Blog

When zero tolerance becomes unfair

19/05/2026

A recent decision of the Fair Work Commission is a reminder that even strict workplace policies do not automatically justify dismissal.

In Brew v Downer EDI Works Pty Ltd [2026] FWC 955, a long serving employee successfully challenged his dismissal after returning a low‑level positive drug test for THC metabolites. The Area Supervisor had worked for Downer for 27 years without any disciplinary issues. After a private social gathering where he took two puffs of a cannabis cigarette, he self‑tested the following day and received a negative result.

When Downer conducted a workplace test the following day, the result was non-negative for THC. Per policy, a non-negative test result requires a confirmatory test performed in a laboratory. The employee described concerns about the testing process, including the test kit already being open when he received it. The laboratory result detected 41 μg/L of THC metabolites, which was below the onsite cutoff of 50 µg/L. Expert evidence accepted by the Commission confirmed that although the employee was above the cutoff level for the confirmatory test, he was neither intoxicated nor impaired to the extent that he could not work.

Despite this, Downer dismissed the employee for serious misconduct, relying heavily on what it described as a “zero tolerance” approach. The Commission noted that Downer treated dismissal as the “default sanction” for a positive drug test result, even though its policies required consideration of mitigating factors and permitted other disciplinary actions, including warnings, counselling, and performance improvement plans.

Downer also relied on a “cardinal rule” prohibiting the consumption of alcohol or drugs or being under the influence in the workplace. The Commission rejected this, finding that the employee had not consumed cannabis at work and was not under the influence. The presence of metabolites alone did not establish a breach of that rule.

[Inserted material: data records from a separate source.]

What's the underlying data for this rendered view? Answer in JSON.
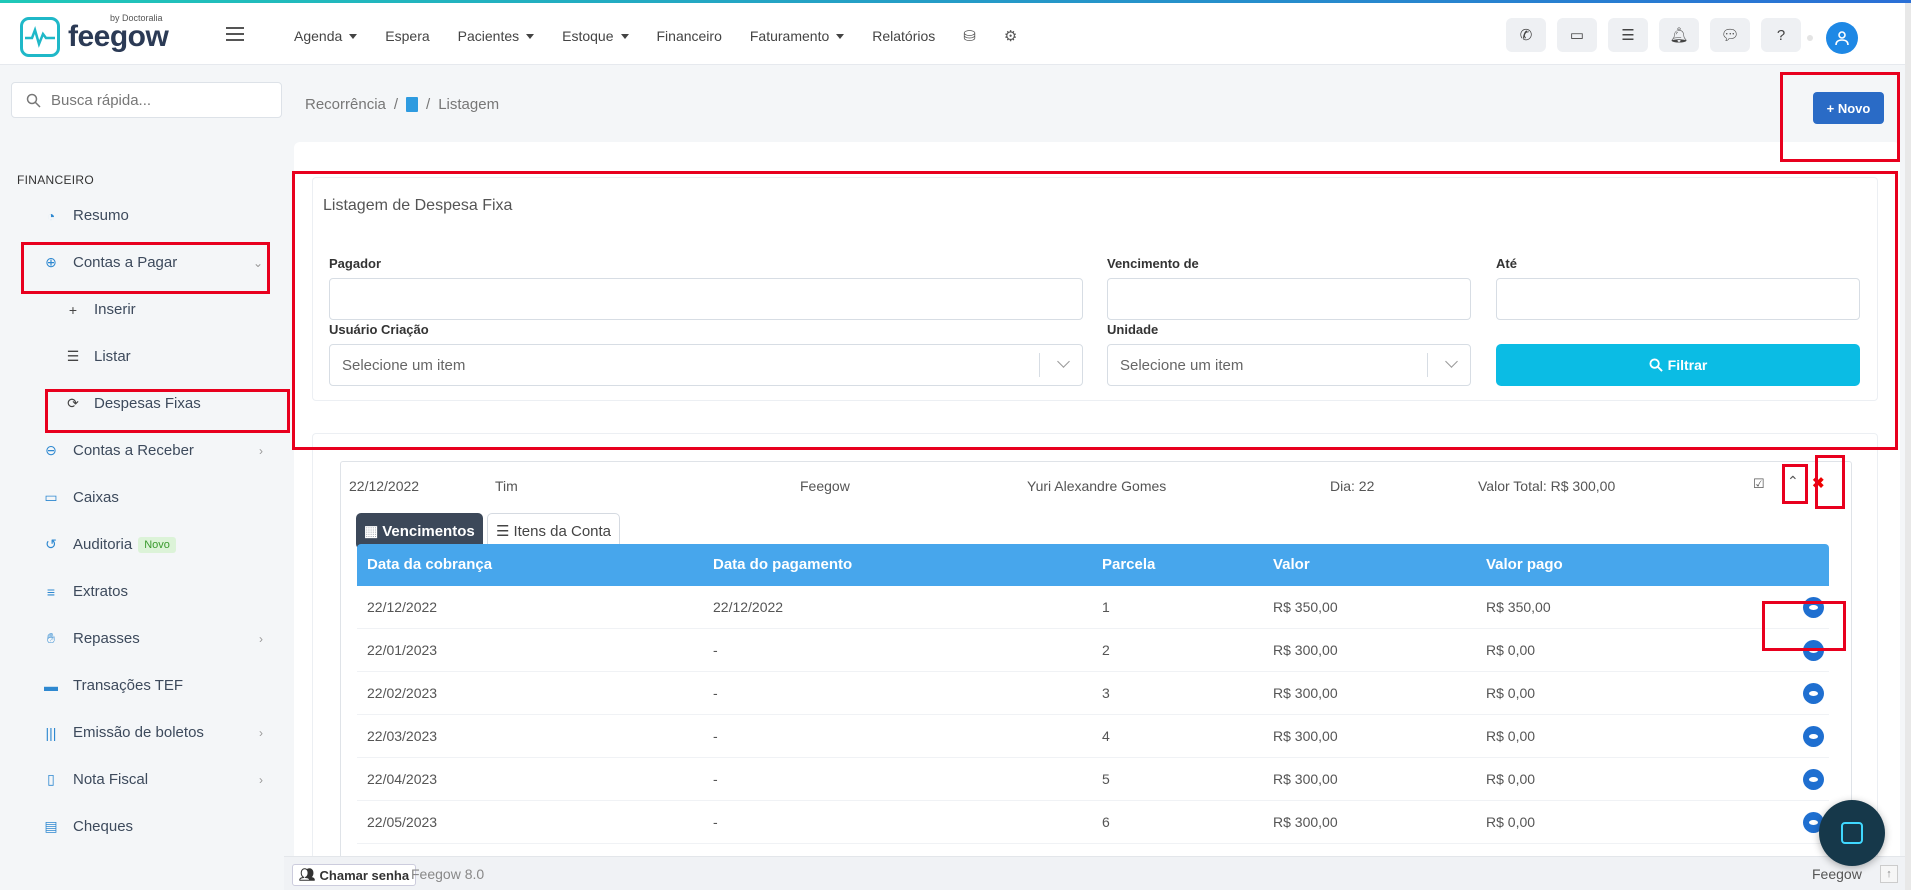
{
  "brand": {
    "name": "feegow",
    "by": "by Doctoralia"
  },
  "nav": [
    {
      "label": "Agenda",
      "caret": true
    },
    {
      "label": "Espera",
      "caret": false
    },
    {
      "label": "Pacientes",
      "caret": true
    },
    {
      "label": "Estoque",
      "caret": true
    },
    {
      "label": "Financeiro",
      "caret": false
    },
    {
      "label": "Faturamento",
      "caret": true
    },
    {
      "label": "Relatórios",
      "caret": false
    }
  ],
  "nav_icons": [
    "database-icon",
    "gear-icon"
  ],
  "top_icons": [
    "phone-icon",
    "inbox-icon",
    "checklist-icon",
    "bell-icon",
    "chat-icon",
    "help-icon"
  ],
  "search": {
    "placeholder": "Busca rápida..."
  },
  "sidebar": {
    "section": "FINANCEIRO",
    "items": {
      "resumo": "Resumo",
      "contas_pagar": "Contas a Pagar",
      "inserir": "Inserir",
      "listar": "Listar",
      "despesas_fixas": "Despesas Fixas",
      "contas_receber": "Contas a Receber",
      "caixas": "Caixas",
      "auditoria": "Auditoria",
      "auditoria_badge": "Novo",
      "extratos": "Extratos",
      "repasses": "Repasses",
      "tef": "Transações TEF",
      "boletos": "Emissão de boletos",
      "nota_fiscal": "Nota Fiscal",
      "cheques": "Cheques"
    }
  },
  "breadcrumb": {
    "first": "Recorrência",
    "sep": "/",
    "last": "Listagem"
  },
  "novo_button": "+ Novo",
  "filter": {
    "title": "Listagem de Despesa Fixa",
    "pagador_label": "Pagador",
    "venc_de_label": "Vencimento de",
    "ate_label": "Até",
    "usuario_label": "Usuário Criação",
    "usuario_placeholder": "Selecione um item",
    "unidade_label": "Unidade",
    "unidade_placeholder": "Selecione um item",
    "filtrar_button": "Filtrar"
  },
  "record": {
    "date": "22/12/2022",
    "name": "Tim",
    "company": "Feegow",
    "person": "Yuri Alexandre Gomes",
    "day": "Dia: 22",
    "total": "Valor Total: R$ 300,00"
  },
  "tabs": {
    "vencimentos": "Vencimentos",
    "itens": "Itens da Conta"
  },
  "table": {
    "headers": [
      "Data da cobrança",
      "Data do pagamento",
      "Parcela",
      "Valor",
      "Valor pago"
    ],
    "rows": [
      [
        "22/12/2022",
        "22/12/2022",
        "1",
        "R$ 350,00",
        "R$ 350,00"
      ],
      [
        "22/01/2023",
        "-",
        "2",
        "R$ 300,00",
        "R$ 0,00"
      ],
      [
        "22/02/2023",
        "-",
        "3",
        "R$ 300,00",
        "R$ 0,00"
      ],
      [
        "22/03/2023",
        "-",
        "4",
        "R$ 300,00",
        "R$ 0,00"
      ],
      [
        "22/04/2023",
        "-",
        "5",
        "R$ 300,00",
        "R$ 0,00"
      ],
      [
        "22/05/2023",
        "-",
        "6",
        "R$ 300,00",
        "R$ 0,00"
      ]
    ]
  },
  "footer": {
    "chamar": "Chamar senha",
    "version": "Feegow 8.0",
    "brand": "Feegow"
  },
  "colors": {
    "primary": "#2a6bc6",
    "filter_button": "#0bbce4",
    "table_header": "#47a6ec",
    "highlight": "#e8001e"
  }
}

Ultimately, the Commission found the dismissal harsh because Downer failed to consider the worker’s long and exemplary service, the low reading, his honesty and self‑testing before work, and the absence of impairment before making the dismissal decision. Additionally, internal emails revealed pressure from senior executives to be resolute in its enforcement of drugs and alcohol in the workplace and dismiss, which suggested the outcome had been predetermined rather than genuinely considered.

The case is a reminder that disciplinary action for breaching a company policy must be fair and proportionate, and that not every breach warrants dismissal.

 

Disclaimer: This article should not be construed as legal advice and is not intended as such. If readers wish to obtain advice about anything contained in this article, they should speak with a lawyer and discuss their individual circumstances.